In 2018, Rock Solid carved out the first trail at East Bluff, Flo’Rion followed by Summer School. Rogers explained that Rock Solid has focused on more approachable flow trails at first with berms but they will round it out with natural, hand-cut trails as well. Currently, there are about 7.5 miles of trail, but there should be close to 40 miles when the park is complete.
An old logging road traverses from the bottom to the top and Rock Solid may offer shuttles this coming summer, but wants to keep carbon emissions minimal. The total elevation gain is around 500′ and riders have a dedicated climbing trail dubbed Magic Carpet. Rogers mentioned they may pursue an e-bike fleet too, since that would be a faster, greener ascent option than shuttles.
CHTC co-founder and owner of Keweenaw Adventure Company co-owner Sam Raymond thinks the park will be special for the Copper Harbor community and continue to propel the town as a destination.

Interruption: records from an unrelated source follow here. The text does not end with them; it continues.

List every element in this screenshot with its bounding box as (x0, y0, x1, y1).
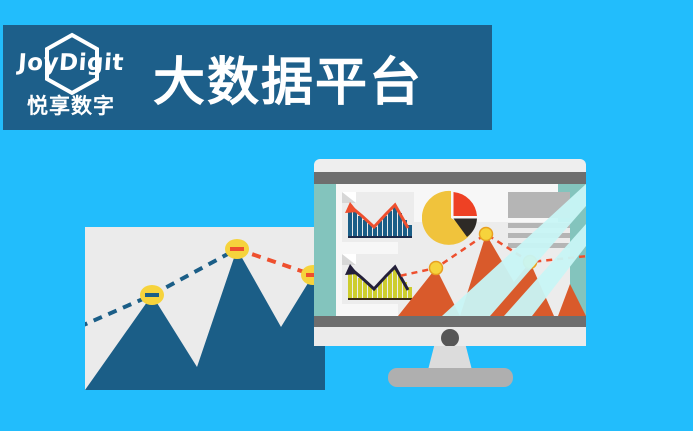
left-area-chart-panel (85, 227, 325, 390)
logo-wordmark: JoyDigit (10, 50, 132, 76)
area-chart-orange (398, 222, 586, 316)
header-banner: JoyDigit 悦享数字 大数据平台 (3, 25, 492, 130)
placeholder-block (508, 192, 570, 218)
area-chart-orange-svg (398, 222, 586, 316)
illustration-canvas: JoyDigit 悦享数字 大数据平台 (0, 0, 693, 431)
monitor-screen (314, 184, 586, 316)
brand-logo: JoyDigit 悦享数字 (11, 28, 131, 128)
power-indicator-icon (441, 329, 459, 347)
logo-subtitle: 悦享数字 (11, 90, 131, 120)
left-area-chart-svg (85, 227, 325, 390)
monitor-top-bar (314, 172, 586, 184)
monitor-bottom-bar (314, 316, 586, 327)
monitor-stand-neck (428, 346, 472, 370)
page-title: 大数据平台 (153, 40, 423, 115)
data-marker (480, 228, 493, 241)
monitor-frame (314, 159, 586, 346)
mountain-shape-orange (398, 234, 586, 316)
screen-left-panel (314, 184, 336, 316)
monitor-stand-base (388, 368, 513, 387)
data-marker (524, 256, 537, 269)
pie-slice-b (454, 192, 478, 216)
mountain-shape-left (85, 249, 325, 390)
data-marker (430, 262, 443, 275)
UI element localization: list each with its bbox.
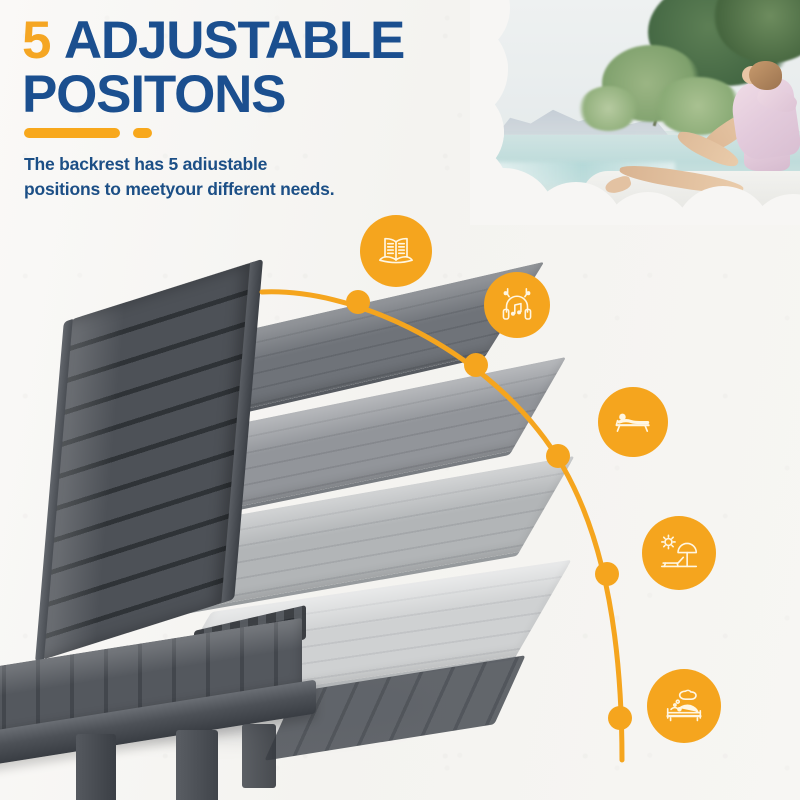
leg-right [176,730,218,800]
beach-umbrella-icon[interactable] [642,516,716,590]
subtitle: The backrest has 5 adiustable positions … [24,152,454,202]
book-icon[interactable] [360,215,432,287]
accent-bar [24,128,120,138]
title-line1: ADJUSTABLE [64,11,404,70]
page-title: 5 ADJUSTABLE POSITONS [22,14,492,122]
lounger-icon[interactable] [598,387,668,457]
headphones-icon[interactable] [484,272,550,338]
title-number: 5 [22,11,50,70]
sleeping-bed-icon[interactable] [647,669,721,743]
leg-left [76,734,116,800]
subtitle-line-2: positions to meetyour different needs. [24,177,454,202]
title-accent-rule [24,128,152,138]
backrest-position-1-upright [42,262,252,660]
leg-far [242,724,276,788]
title-line2: POSITONS [22,68,492,122]
hero-photo [470,0,800,225]
subtitle-line-1: The backrest has 5 adiustable [24,152,454,177]
chaise-lounge-product [0,300,620,800]
accent-dot [133,128,152,138]
infographic-canvas: 5 ADJUSTABLE POSITONS The backrest has 5… [0,0,800,800]
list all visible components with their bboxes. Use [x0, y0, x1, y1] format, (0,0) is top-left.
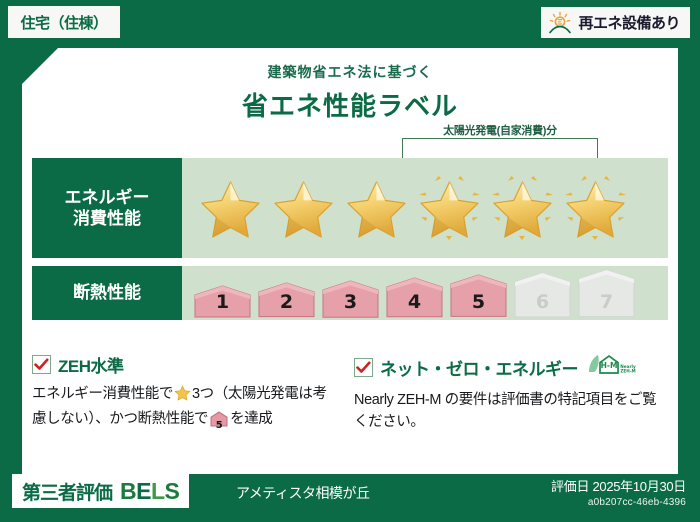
- zeh-text-part1: エネルギー消費性能で: [32, 386, 173, 402]
- star-icon: [269, 173, 338, 243]
- evaluation-date: 評価日 2025年10月30日: [551, 476, 686, 495]
- zeh-text-part3: を達成: [230, 411, 272, 427]
- star-icon: [488, 173, 557, 243]
- inline-star-icon: [174, 389, 191, 405]
- energy-performance-row: エネルギー 消費性能 太陽光発電(自家消費)分: [32, 158, 668, 258]
- energy-performance-label: 住宅（住棟） 再エネ設備あり 建築物省エネ法に基づく 省エネ性能ラベル パナ: [0, 0, 700, 522]
- star-rating: [182, 173, 630, 243]
- checkbox-net-zero-energy[interactable]: [354, 358, 373, 377]
- star-icon: [415, 173, 484, 243]
- energy-rating-area: 太陽光発電(自家消費)分: [182, 158, 668, 258]
- category-tag-label: 住宅（住棟）: [20, 12, 107, 33]
- label-title-block: 建築物省エネ法に基づく 省エネ性能ラベル: [0, 62, 700, 123]
- svg-text:ZEH-M: ZEH-M: [620, 369, 635, 374]
- insulation-step-3: 3: [320, 278, 381, 319]
- insulation-step-1: 1: [192, 283, 253, 319]
- solar-bracket: [402, 138, 598, 158]
- zeh-level-description: エネルギー消費性能で3つ（太陽光発電は考慮しない）、かつ断熱性能で5を達成: [32, 384, 340, 435]
- insulation-step-5: 5: [448, 272, 509, 318]
- insulation-step-number: 5: [448, 291, 509, 313]
- zeh-m-logo-icon: H-M Nearly ZEH-M: [587, 352, 639, 383]
- star-icon: [342, 173, 411, 243]
- insulation-step-number: 7: [576, 291, 637, 313]
- title-main: 省エネ性能ラベル: [0, 86, 700, 123]
- panel-net-zero-energy: ネット・ゼロ・エネルギー H-M Nearly ZEH-M Nearly ZEH…: [354, 352, 676, 435]
- category-tag: 住宅（住棟）: [8, 6, 120, 38]
- insulation-step-number: 6: [512, 291, 573, 313]
- building-name: アメティスタ相模が丘: [236, 483, 369, 503]
- net-zero-description: Nearly ZEH-M の要件は評価書の特記項目をご覧ください。: [354, 390, 662, 434]
- insulation-step-7: 7: [576, 267, 637, 319]
- evaluation-id: a0b207cc-46eb-4396: [551, 497, 686, 508]
- insulation-performance-label-box: 断熱性能: [32, 266, 182, 320]
- insulation-step-2: 2: [256, 280, 317, 319]
- insulation-step-number: 2: [256, 291, 317, 313]
- bels-letter-s: S: [165, 478, 180, 504]
- insulation-step-6: 6: [512, 270, 573, 319]
- inline-house-icon: 5: [210, 411, 228, 435]
- house-rating-scale: 1 2 3 4 5: [182, 267, 637, 319]
- bels-third-party-label: 第三者評価: [22, 478, 112, 505]
- evaluation-info: 評価日 2025年10月30日 a0b207cc-46eb-4396: [551, 476, 686, 508]
- zeh-m-logo-text: H-M: [601, 361, 618, 370]
- checkbox-zeh-level[interactable]: [32, 355, 51, 374]
- check-icon: [356, 361, 371, 374]
- insulation-rating-area: 1 2 3 4 5: [182, 266, 668, 320]
- solar-bracket-caption: 太陽光発電(自家消費)分: [392, 122, 608, 138]
- energy-label-line2: 消費性能: [73, 208, 141, 229]
- criteria-panels: ZEH水準 エネルギー消費性能で3つ（太陽光発電は考慮しない）、かつ断熱性能で5…: [32, 352, 676, 435]
- energy-label-line1: エネルギー: [65, 187, 150, 208]
- bels-letter-e: E: [136, 478, 151, 504]
- title-subtitle: 建築物省エネ法に基づく: [0, 62, 700, 82]
- check-icon: [34, 358, 49, 371]
- net-zero-title: ネット・ゼロ・エネルギー: [380, 355, 578, 380]
- sun-solar-icon: [547, 11, 573, 35]
- star-icon: [196, 173, 265, 243]
- zeh-level-head: ZEH水準: [32, 352, 340, 377]
- insulation-step-number: 4: [384, 291, 445, 313]
- insulation-step-4: 4: [384, 275, 445, 319]
- zeh-level-title: ZEH水準: [58, 352, 124, 377]
- label-footer: 第三者評価 BELS アメティスタ相模が丘 評価日 2025年10月30日 a0…: [0, 466, 700, 522]
- bels-letter-b: B: [120, 478, 136, 504]
- insulation-performance-row: 断熱性能 1 2 3 4: [32, 266, 668, 320]
- bels-badge: 第三者評価 BELS: [12, 474, 189, 508]
- renewable-tag-label: 再エネ設備あり: [578, 12, 680, 33]
- insulation-step-number: 1: [192, 291, 253, 313]
- bels-letter-l: L: [151, 478, 165, 504]
- net-zero-head: ネット・ゼロ・エネルギー H-M Nearly ZEH-M: [354, 352, 662, 383]
- panel-zeh-level: ZEH水準 エネルギー消費性能で3つ（太陽光発電は考慮しない）、かつ断熱性能で5…: [32, 352, 354, 435]
- renewable-equipment-tag: 再エネ設備あり: [541, 7, 690, 38]
- energy-performance-label-box: エネルギー 消費性能: [32, 158, 182, 258]
- inline-house-number: 5: [210, 418, 228, 433]
- star-icon: [561, 173, 630, 243]
- bels-logo: BELS: [120, 478, 179, 505]
- insulation-step-number: 3: [320, 291, 381, 313]
- insulation-label: 断熱性能: [73, 282, 141, 303]
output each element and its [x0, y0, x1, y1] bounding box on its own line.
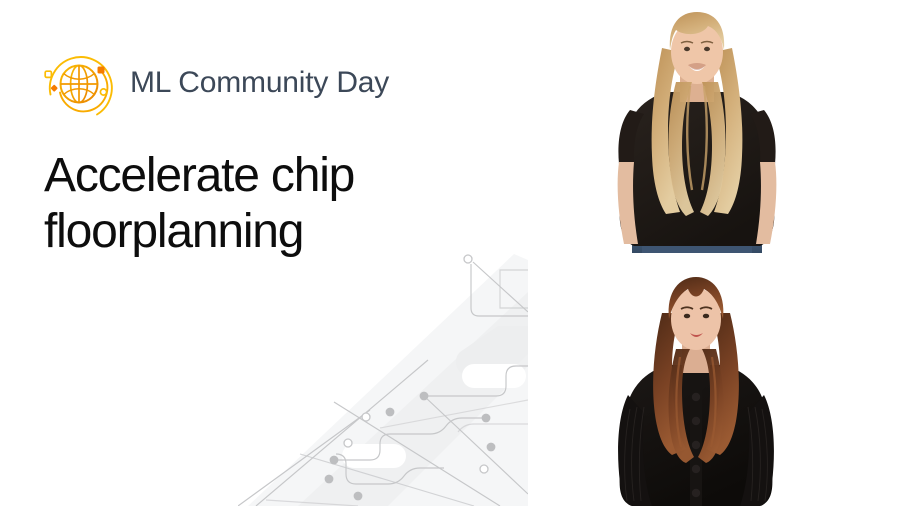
- presenter-primary-portrait: [606, 6, 788, 253]
- brand-lockup: ML Community Day: [40, 44, 389, 124]
- circuit-node-filled: [386, 408, 395, 417]
- brand-wordmark: ML Community Day: [130, 68, 389, 100]
- circuit-node-filled: [330, 456, 339, 465]
- circuit-node-filled: [420, 392, 429, 401]
- circuit-node-filled: [354, 492, 363, 501]
- page-title-line-1: Accelerate chip: [44, 148, 564, 204]
- presenter-video-tile-primary[interactable]: [600, 0, 900, 253]
- page-title: Accelerate chip floorplanning: [44, 148, 564, 259]
- circuit-node-filled: [487, 443, 496, 452]
- circuit-trace-graphic: [238, 248, 528, 506]
- circuit-node-hollow: [362, 413, 370, 421]
- circuit-band-shapes: [248, 254, 528, 506]
- circuit-nodes: [248, 255, 496, 506]
- presenter-primary-stage: [600, 0, 900, 253]
- circuit-node-hollow: [480, 465, 488, 473]
- slide-root: ML Community Day Accelerate chip floorpl…: [0, 0, 900, 506]
- page-title-line-2: floorplanning: [44, 204, 564, 260]
- presenter-secondary-portrait: [610, 269, 782, 506]
- circuit-node-hollow: [344, 439, 352, 447]
- circuit-node-filled: [325, 475, 334, 484]
- circuit-traces: [238, 262, 528, 506]
- circuit-node-filled: [482, 414, 491, 423]
- presenter-secondary-stage: [600, 253, 900, 506]
- presenter-video-tile-secondary[interactable]: [600, 253, 900, 506]
- globe-orbit-icon: [40, 45, 118, 123]
- content-panel: ML Community Day Accelerate chip floorpl…: [0, 0, 600, 506]
- presenter-video-rail: [600, 0, 900, 506]
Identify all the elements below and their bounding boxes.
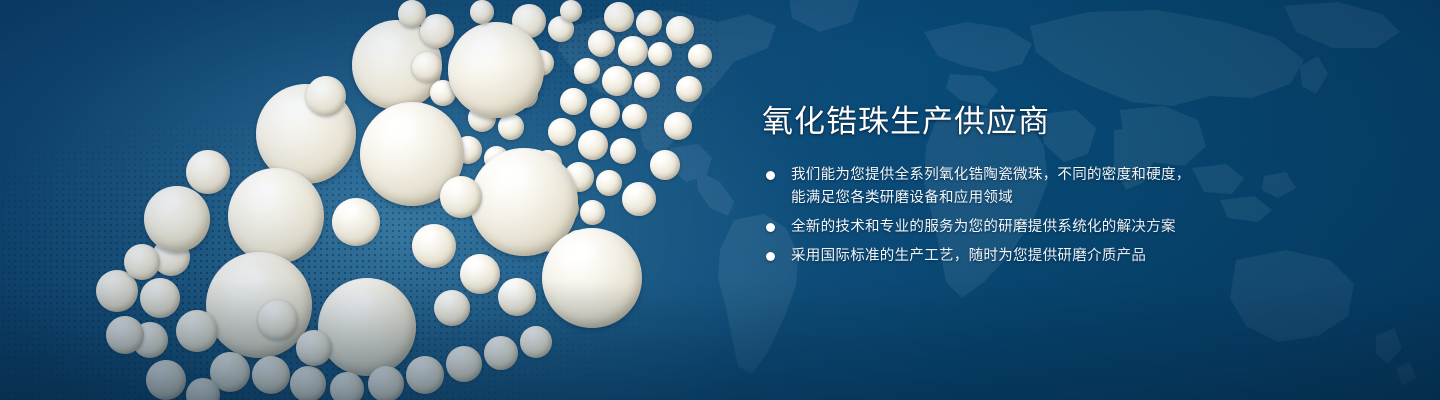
list-item: 采用国际标准的生产工艺，随时为您提供研磨介质产品 [762, 245, 1402, 268]
bullet-dot-icon [766, 223, 775, 232]
list-item-line1: 我们能为您提供全系列氧化锆陶瓷微珠，不同的密度和硬度， [791, 167, 1191, 183]
bullet-dot-icon [766, 171, 775, 180]
page-title: 氧化锆珠生产供应商 [762, 104, 1402, 140]
banner-copy: 氧化锆珠生产供应商 我们能为您提供全系列氧化锆陶瓷微珠，不同的密度和硬度， 能满… [762, 104, 1402, 274]
list-item-text: 采用国际标准的生产工艺，随时为您提供研磨介质产品 [791, 245, 1146, 268]
list-item: 我们能为您提供全系列氧化锆陶瓷微珠，不同的密度和硬度， 能满足您各类研磨设备和应… [762, 164, 1402, 210]
list-item: 全新的技术和专业的服务为您的研磨提供系统化的解决方案 [762, 216, 1402, 239]
list-item-line1: 全新的技术和专业的服务为您的研磨提供系统化的解决方案 [791, 219, 1176, 235]
list-item-text: 我们能为您提供全系列氧化锆陶瓷微珠，不同的密度和硬度， 能满足您各类研磨设备和应… [791, 164, 1191, 210]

“It’s going to be a game changer,” said Raymond. He believes the East Bluff trails will flow seamlessly from Copper Harbor with connecting trails between the two locations. Since East Bluff is a few miles outside of the town, he’s also hopeful the new park will even out congestion and draw cars away from Copper Harbor’s main streets.
With word of the handful of trail closures in Copper Harbor spreading the past year, Raymond’s wife and Keweenaw Adventure Company co-owner Shelby sees the tide changing with the continuous trail building.
“That’s the story to be told,” she said. “It’s getting better and better. Yes, there’s been some losses but maybe they can be regained.”
The Keweenaw Point Trail which runs along the Lake Superior shoreline has two of three phases complete, with the trail skirting East Bluff. The CHTC expects to start digging on the final phase and the last 15 miles in 2022. Between the Keweenaw Point Trail and East Bluff, “You know, that’s going to more than double Copper Harbor’s existing trail system realistically within the next five years,” said Sam Raymond.